Now I know that many children the age of 7 are still sorting out reality and fantasy.  This is just a developmental stage of most children.  Yet his comments weren't just the typical developmental phase of an average child, it is this developmental phase compounded with an autistic brain.  I must clarify that his brain is a smart and wonderful thing.  It normally thinks "outside of the box", his thinking is different, but it is a good kind of different.   It is also restricted into thinking in a very  literal way.  We get conflicting reports from the school, that Michael needs to "think outside the box".  He does think "outside of the box".  His solutions to problems are out of the ordinary.  He doesn't conform to thinking like the "norm".  What they need to say is that he needs to work on his inflexible thinking.  He needs to work on his language, both expressively and receptively.  He needs to move past his black and white thinking and develop some of those "gray" areas. 
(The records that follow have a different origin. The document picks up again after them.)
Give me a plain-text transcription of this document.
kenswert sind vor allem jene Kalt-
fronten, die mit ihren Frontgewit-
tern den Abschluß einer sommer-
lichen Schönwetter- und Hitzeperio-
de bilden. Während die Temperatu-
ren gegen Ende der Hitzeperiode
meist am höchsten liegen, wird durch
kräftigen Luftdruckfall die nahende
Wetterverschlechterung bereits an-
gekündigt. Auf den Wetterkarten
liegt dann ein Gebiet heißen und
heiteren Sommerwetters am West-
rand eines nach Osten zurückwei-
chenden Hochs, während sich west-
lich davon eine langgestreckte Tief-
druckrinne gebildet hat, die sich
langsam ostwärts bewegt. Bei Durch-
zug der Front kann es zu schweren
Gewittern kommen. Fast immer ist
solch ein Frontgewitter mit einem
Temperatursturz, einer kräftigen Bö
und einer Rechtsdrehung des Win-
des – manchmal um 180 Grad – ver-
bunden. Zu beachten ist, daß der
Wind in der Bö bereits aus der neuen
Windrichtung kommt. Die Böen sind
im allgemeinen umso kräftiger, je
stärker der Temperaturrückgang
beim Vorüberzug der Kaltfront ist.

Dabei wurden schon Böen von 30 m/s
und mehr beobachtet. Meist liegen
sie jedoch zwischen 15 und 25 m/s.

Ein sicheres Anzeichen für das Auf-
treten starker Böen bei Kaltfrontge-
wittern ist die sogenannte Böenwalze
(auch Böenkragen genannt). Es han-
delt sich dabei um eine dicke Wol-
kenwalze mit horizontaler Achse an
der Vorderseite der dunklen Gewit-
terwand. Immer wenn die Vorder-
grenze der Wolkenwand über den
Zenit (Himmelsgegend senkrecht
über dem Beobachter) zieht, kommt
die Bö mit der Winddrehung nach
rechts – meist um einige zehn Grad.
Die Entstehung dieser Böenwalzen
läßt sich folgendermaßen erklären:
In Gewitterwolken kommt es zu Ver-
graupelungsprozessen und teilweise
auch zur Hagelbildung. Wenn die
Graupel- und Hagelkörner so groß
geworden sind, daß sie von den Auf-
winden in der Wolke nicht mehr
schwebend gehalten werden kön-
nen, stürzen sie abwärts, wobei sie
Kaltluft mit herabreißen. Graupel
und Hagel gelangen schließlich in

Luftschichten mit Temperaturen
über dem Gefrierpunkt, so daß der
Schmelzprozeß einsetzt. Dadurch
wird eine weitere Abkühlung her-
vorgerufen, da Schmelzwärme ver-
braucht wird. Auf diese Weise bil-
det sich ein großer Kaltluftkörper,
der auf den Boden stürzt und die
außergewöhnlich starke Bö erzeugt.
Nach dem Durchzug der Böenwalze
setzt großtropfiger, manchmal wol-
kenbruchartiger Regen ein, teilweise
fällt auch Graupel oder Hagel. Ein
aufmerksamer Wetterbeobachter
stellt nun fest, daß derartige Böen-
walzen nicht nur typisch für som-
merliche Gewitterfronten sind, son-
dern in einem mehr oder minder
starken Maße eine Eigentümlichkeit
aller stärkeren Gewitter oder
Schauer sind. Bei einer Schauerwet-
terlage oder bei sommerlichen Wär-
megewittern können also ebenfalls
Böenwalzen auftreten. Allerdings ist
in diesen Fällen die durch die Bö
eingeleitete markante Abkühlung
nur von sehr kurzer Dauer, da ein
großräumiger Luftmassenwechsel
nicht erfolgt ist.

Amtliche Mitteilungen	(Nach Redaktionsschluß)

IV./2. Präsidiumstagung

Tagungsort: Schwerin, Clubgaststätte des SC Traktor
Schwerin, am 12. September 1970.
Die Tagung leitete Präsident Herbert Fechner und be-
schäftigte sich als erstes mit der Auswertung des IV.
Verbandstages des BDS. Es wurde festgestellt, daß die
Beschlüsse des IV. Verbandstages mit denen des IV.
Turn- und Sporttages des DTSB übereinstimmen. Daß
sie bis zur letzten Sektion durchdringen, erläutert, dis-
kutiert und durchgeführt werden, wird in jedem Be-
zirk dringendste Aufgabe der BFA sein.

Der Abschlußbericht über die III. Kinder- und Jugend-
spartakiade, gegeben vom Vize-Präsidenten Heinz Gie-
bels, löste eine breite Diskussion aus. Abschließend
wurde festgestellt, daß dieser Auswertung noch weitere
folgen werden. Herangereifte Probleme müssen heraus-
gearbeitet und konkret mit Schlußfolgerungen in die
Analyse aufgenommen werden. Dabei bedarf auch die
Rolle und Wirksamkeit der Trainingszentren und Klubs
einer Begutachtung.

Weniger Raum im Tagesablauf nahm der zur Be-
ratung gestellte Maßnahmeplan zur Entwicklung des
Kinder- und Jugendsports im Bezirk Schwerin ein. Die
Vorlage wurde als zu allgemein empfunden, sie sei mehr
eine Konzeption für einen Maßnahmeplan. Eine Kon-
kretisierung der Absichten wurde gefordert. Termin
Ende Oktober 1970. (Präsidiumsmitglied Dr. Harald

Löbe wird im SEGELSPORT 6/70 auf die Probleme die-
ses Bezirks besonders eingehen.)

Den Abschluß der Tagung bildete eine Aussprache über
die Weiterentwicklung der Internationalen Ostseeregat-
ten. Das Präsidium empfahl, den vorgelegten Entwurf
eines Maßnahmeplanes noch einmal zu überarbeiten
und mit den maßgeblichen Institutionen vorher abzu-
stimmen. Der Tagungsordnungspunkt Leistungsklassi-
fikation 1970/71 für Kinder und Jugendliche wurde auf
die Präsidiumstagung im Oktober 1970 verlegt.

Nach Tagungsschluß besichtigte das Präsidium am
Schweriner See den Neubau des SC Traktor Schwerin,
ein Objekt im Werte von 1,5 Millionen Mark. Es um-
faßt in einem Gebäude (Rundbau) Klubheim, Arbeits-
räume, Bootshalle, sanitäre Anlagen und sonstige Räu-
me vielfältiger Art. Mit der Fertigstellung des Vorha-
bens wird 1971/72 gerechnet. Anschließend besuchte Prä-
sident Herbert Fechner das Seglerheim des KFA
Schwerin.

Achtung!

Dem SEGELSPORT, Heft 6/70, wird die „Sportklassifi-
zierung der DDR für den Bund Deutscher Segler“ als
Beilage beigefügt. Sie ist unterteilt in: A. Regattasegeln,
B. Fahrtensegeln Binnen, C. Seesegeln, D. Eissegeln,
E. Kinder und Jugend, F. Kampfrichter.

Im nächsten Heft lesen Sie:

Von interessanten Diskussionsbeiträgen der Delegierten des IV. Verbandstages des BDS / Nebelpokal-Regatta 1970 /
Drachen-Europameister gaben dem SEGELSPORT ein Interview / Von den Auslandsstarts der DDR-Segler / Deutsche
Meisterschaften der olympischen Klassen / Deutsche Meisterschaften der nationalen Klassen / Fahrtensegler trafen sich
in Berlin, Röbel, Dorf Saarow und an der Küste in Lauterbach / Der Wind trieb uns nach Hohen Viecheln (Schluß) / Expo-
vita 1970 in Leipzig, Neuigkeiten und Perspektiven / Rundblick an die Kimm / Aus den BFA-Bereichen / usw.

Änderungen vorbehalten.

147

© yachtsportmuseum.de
When dealing with Michael, I have to really pull out all of my training as a teacher for the Deaf and hard of hearing.  Figurative language is tough for them.  You have to explain a lot of things that you and I take for granted.  I always wondered back in the late 80s why they kept putting autistic children into our preschool Deaf and hard of hearing class, now I know why.  It is the strange idiosyncracies of of our language that can get some autistic children confused. They need to be taught this things explicitly.